Terça-feira, 27 de Maio de 2008

Indústria de Chapelaria em S. João da Madeira

No século XIX, a actividade industrial instalou-se na cidade de S. João da Madeira, e foi ela o agente do seu desenvolvimento posterior, originando assim, neste aglomerado populacional uma evolução contínua de progresso económico, que tem uma influência importante no nível de vida da sua população.

É a produção de chapéus a primeira actividade industrial, que se fixa na labriosa cidade de S. João da Madeira.

Os "Anais do Município de Oliveira de Azeméis" citam que, em meados do século XVIII, a gente de S. João da Madeira se dedicava ao fabrico manual, caseiro ou de pequena oficina de "grandes chapéus sombreiros grossos, de lã, usados pelos alentejanos e os chapelinos de aba revirada, minúscula ou de testo, adornadas de penas e bandas de veludo, tão característicos do vestuário das varinas e mulheres de quase toda a Beira marítima".

Naturalmente, este género de trabalho inicial, não foi privilégio único de S. João da Madeira, mas foi aqui que encontrou melhores possibilidades de sobrevivência condicionadas, sem dúvida, pela sua situação nas margens de uma via de circulação fundamental e, essencialmente, determinadas pelas qualidades de trabalho, persistência dos seus homens e tenacidade do seu espírito empreendedor.
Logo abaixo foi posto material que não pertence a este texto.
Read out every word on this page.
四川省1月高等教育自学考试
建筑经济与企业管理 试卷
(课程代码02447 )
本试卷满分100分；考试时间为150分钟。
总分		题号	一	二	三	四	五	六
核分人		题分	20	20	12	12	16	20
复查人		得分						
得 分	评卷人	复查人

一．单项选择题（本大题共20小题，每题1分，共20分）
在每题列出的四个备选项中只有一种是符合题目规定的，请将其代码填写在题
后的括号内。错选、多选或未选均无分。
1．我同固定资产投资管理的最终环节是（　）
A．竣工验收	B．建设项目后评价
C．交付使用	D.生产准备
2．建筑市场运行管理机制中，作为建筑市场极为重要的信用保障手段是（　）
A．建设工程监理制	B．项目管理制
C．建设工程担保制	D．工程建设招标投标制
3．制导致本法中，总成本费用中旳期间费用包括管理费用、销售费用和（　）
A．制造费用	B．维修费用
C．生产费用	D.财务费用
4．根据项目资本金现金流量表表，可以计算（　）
Domingues Arede, falando sobre a indústria de chapéus em S. João da Madeira, já nos dizia que "... a sua indústria principal é a chapelaria que vem exercendo à mais de um século, e que em dez anos, tomou um incremento tão grande, que tornou esta pequena freguesia a primeira do concelho e uma das principais do distrito. O seu povo, que também se dedica ao comércio, é activo e de tão entranhado bairrismo, que não conhecemos outro que se lhe compare, não se poupando a sacrifícios, quando se trata do progresso da sua terra".

Através de documents históricos ("Anais do Município de Oliveira de Azeméis", 1909), sabemos que a fábrica mais antiga de que há memória, é a que data de 1802, pertencente a J. Gomes de Pinho.

Mais tarde, em 1858, funda-se uma nova fábrica de chapéus, que depois veio pertencer a José António da Costa. Em 1862, estabelece-se um novo elemento fabril de chapéus de lã de Francisco Dias Pinho.

Sucessivemente outras fábricas apareceram e em 1867, existiam em S. João da Madeira seis fábricas de chapéus, verificando-se, assim, com este número a importância desta actividade nesta cidade. No entanto, todas elas eram, ainda, pequenas oficinas caseiras.

Nesses tempos, a execução do chapéu era um trabalho árduo, que dispendia muito do esforço humano, pelo que, em certas condições, até era realizado de noite. Como a sua fabricação era manual, havia muita gente em S. João da Madeira que se dedicava ao seu fabrico e que vivia essencialmente da chapelaria.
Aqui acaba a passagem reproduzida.